Note 1: This use may be similar to the use of the English simple present in summaries and
chapter headings (e.g. Henry Fielding, Tom Jones, Book 5, chapter 7, In which Mr Allworthy
appears on a Sick-Bed). The reason for the use of a present tense in such cases appears to be
that the information is presented as accessible at any time. On this analysis, this use is in fact
closer to the ‘timeless’ use of the present indicative (—»33.16) than to the historical present of
33.54.
33.56 Just as the present indicative may be used to present past actions as if they occur in the present,
it may also be used to present actions in the future as if they take place in the present. This
present for the future occurs particularly in the language of oracles and prophecies: the future
is seen as taking place in front of the prophet’s eyes:
(84) τότ’ ἐλεύθερον Ἑλλάδος ἧμαρ | εὐρύοπα Κρονίδης ἐπάγει καὶ πότνια Νίκη. (Hdt. 8.77.2)
At that time, far-seeing Zeus and mighty Victory shall bring the day of freedom for
Greece. _The conclusion of an oracle, as reported by Herodotus._So those of us used to older grammars might call this either the “Historic” or “Historical” present and mean by that a vivid narrative style. The CGCG draws attention to the decisive or crucial nature of the events narrated, although it observes that some authors use it as a form of “punctuation”. I think this underlines the necessity of looking at the context, and forming your best judgement.
Specially (if you have read this far):
Is the historical present used to emphasize memorable events?

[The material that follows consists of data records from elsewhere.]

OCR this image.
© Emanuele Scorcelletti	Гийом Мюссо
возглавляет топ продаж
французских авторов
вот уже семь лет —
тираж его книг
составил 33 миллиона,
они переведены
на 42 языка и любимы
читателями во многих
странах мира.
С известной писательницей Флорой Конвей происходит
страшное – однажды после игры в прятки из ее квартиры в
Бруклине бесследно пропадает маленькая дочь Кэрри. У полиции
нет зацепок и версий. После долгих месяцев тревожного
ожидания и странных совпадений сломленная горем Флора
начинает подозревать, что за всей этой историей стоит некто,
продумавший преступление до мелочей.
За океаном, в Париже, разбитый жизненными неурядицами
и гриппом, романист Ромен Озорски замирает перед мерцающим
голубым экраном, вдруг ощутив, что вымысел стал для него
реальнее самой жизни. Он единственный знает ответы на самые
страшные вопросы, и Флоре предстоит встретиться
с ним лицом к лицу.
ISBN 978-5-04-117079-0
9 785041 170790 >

I dont think it is restricted to “memorable events”. What a memorable event is must be a subjective judgement and perhaps ancient historians thought all the events they wrote about were memorable. I think its best to think of it as a narrative device to make the the prose a bit more lively.
Do the philosophers use the historical present, or is it used more in narrative.
I think you will find it much more often in historians than elsewhere. Goodwin specifically says it is not found in Homer. I can’t think of an example in Plato but that’s not to say there isn’t one. I am sure Chad knows the answer!